Opinião
Viver mais, e vivendo melhor
Como para reafirmar a validade da máxima sobre as duas faces de uma mesma moeda, uma notícia gerou, simultaneamente, alegria e preocupação em quem se preocupa com o futuro do nosso País e com o bem-estar de nosso povo. A boa nova é que a expectativa de vida no Brasil, para os aqui nascidos em 2010, alcançou a invejável marca de 73 anos e três meses. O mesmo estudo lembra que nos idos de 1960, essa marca era de 48 anos de vida, em média. Feitas as contas, temos a conclusão feliz de que, ao longo de meio século, a expectativa de vida do brasileiro foi acrescida de 25,4 anos. Uma grande conquista, sem dúvida. Mas onde reside a preocupação sobre este dado? Preocupa essa constatação quando se observa o já combalido sistema de previdência brasileiro, quando se presta atenção ao pouco espaço de trabalho disponível para a chamada terceira idade, e assim por diante. Apenas para dimensionarmos o tamanho do problema, podemos visitar o resultado das contas previdenciárias apresentado em março deste ano. O deficit assinalado na primeira contabilidade de 2012 foi de R$ 5,143 bilhões. Representava, então, uma alta de 47,1% sobre o mesmo período do ano passado. Esse resultado, se bem que não pode ser entendido como referência de valores médios, é representativo da tendência, que se expressa há anos, de acumulação crescente de prejuízos e sangria no caixa da previdência.
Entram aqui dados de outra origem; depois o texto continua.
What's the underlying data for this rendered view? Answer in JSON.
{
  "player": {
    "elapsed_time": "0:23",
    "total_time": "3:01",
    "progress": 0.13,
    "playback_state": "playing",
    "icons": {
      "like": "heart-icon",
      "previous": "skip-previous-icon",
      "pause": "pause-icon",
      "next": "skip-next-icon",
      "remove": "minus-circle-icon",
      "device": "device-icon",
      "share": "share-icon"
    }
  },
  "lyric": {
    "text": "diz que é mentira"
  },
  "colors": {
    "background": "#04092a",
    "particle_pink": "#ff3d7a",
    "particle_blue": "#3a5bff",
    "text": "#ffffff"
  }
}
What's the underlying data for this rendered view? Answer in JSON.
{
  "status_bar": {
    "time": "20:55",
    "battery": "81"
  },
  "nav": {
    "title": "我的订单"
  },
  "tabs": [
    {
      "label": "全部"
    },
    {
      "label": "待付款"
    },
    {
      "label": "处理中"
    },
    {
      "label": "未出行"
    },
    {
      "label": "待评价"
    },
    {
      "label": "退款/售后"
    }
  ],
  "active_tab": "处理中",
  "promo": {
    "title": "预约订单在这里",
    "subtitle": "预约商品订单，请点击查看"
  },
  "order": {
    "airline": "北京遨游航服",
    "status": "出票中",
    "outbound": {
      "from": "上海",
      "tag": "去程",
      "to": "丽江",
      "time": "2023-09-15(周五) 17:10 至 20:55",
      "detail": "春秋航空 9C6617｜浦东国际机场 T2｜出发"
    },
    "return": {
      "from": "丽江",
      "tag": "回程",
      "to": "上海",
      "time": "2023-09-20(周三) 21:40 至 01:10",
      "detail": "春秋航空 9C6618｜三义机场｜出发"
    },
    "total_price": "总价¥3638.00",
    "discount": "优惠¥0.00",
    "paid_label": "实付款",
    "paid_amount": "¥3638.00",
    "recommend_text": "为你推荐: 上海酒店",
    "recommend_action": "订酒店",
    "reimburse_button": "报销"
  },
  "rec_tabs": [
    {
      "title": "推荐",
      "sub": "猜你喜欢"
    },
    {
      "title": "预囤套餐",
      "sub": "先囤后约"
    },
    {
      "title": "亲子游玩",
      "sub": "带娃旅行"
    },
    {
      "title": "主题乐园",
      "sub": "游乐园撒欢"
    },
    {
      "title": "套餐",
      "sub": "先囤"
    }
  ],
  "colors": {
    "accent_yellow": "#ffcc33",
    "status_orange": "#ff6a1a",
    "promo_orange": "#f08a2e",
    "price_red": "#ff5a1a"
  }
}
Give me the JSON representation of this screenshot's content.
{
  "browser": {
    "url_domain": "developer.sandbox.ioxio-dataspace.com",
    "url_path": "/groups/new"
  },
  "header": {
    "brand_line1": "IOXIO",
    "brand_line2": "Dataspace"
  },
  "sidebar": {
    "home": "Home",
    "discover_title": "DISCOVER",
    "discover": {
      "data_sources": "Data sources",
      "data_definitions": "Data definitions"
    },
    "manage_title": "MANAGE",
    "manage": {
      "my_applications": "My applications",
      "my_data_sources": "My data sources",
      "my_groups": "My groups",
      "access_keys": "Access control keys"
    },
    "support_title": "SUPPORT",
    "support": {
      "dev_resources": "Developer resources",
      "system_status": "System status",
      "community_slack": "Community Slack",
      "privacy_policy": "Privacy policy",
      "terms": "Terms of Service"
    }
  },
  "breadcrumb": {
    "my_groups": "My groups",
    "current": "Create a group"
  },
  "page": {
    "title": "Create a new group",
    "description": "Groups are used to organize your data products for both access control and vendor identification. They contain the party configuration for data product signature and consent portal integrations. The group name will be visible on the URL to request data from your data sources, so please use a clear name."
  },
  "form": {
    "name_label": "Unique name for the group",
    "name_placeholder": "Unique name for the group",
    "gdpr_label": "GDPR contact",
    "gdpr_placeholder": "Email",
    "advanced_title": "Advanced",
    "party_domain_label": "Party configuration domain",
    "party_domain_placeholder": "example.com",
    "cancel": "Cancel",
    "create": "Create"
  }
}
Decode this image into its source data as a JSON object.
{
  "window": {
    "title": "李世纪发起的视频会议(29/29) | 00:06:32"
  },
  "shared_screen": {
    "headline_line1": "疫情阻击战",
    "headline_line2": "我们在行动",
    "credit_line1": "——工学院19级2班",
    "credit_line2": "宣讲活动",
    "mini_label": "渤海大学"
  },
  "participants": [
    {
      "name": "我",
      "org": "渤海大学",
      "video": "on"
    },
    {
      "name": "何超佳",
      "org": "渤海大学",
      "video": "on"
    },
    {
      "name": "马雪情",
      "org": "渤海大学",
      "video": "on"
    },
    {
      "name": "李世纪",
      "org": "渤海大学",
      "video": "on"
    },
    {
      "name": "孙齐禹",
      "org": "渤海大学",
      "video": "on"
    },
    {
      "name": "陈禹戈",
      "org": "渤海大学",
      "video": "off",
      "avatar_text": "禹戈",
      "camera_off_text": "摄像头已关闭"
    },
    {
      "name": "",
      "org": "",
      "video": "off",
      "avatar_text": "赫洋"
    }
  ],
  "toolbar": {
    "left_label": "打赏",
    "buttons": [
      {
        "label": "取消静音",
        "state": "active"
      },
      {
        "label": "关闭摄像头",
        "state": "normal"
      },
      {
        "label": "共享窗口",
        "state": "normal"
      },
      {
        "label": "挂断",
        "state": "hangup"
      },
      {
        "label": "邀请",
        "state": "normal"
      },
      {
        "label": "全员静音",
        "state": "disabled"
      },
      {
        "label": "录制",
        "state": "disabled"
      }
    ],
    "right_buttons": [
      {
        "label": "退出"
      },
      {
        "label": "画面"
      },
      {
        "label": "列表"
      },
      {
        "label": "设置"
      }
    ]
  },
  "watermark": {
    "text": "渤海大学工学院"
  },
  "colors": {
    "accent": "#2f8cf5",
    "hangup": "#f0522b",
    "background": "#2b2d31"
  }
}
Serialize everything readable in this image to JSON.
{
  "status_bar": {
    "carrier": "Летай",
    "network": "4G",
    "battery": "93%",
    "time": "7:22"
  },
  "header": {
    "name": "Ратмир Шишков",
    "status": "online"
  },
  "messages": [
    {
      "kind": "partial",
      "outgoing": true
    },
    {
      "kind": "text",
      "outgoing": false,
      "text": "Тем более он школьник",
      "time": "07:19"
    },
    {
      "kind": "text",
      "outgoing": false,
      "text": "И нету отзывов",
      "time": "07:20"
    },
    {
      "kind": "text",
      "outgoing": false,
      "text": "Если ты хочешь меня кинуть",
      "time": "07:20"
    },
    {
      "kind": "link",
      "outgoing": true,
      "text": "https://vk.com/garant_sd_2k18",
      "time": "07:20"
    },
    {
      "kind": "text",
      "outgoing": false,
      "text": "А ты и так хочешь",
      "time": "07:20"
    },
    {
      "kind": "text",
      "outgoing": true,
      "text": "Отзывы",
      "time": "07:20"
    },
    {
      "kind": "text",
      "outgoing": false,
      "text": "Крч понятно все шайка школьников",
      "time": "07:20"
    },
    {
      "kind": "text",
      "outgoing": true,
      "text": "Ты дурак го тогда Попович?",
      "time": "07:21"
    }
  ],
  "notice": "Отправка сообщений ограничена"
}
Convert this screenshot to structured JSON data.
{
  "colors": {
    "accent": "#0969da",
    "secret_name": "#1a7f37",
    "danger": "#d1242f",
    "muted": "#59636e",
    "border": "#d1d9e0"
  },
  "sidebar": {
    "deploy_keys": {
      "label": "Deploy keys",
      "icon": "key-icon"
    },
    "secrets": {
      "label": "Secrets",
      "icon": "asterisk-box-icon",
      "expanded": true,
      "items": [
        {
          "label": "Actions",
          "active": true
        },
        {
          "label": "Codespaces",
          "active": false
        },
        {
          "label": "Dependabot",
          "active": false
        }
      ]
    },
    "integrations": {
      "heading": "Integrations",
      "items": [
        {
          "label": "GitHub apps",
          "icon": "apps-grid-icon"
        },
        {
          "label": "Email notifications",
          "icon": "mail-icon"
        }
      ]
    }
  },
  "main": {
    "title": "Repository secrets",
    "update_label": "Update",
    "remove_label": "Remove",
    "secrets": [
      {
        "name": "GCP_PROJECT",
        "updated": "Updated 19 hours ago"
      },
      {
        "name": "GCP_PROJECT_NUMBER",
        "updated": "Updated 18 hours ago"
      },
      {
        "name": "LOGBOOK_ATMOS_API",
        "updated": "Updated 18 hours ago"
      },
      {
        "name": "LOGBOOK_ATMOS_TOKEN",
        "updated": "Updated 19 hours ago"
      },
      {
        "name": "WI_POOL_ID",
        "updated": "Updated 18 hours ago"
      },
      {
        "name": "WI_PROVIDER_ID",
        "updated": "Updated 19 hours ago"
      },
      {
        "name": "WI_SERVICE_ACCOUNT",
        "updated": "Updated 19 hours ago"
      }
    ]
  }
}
O crescimento da expectativa de vida dos brasileiros é uma enorme conquista, um marco quantitativo que precisa ser harmonizado com um salto qualitativo. Os brasileiros e brasileiras têm o direito de não apenas viver mais, mas de viver muito melhor. E especialmente a chamada terceira idade precisa de atenções redobradas para que cada ano conquistado seja vivido com dignidade e felicidade, acompanhado do aumento geral da qualidade de vida. Nosso velho e carcomido sistema previdenciário precisa, urgentemente, ser revitalizado para responder a essa nova realidade de vida do brasileiro.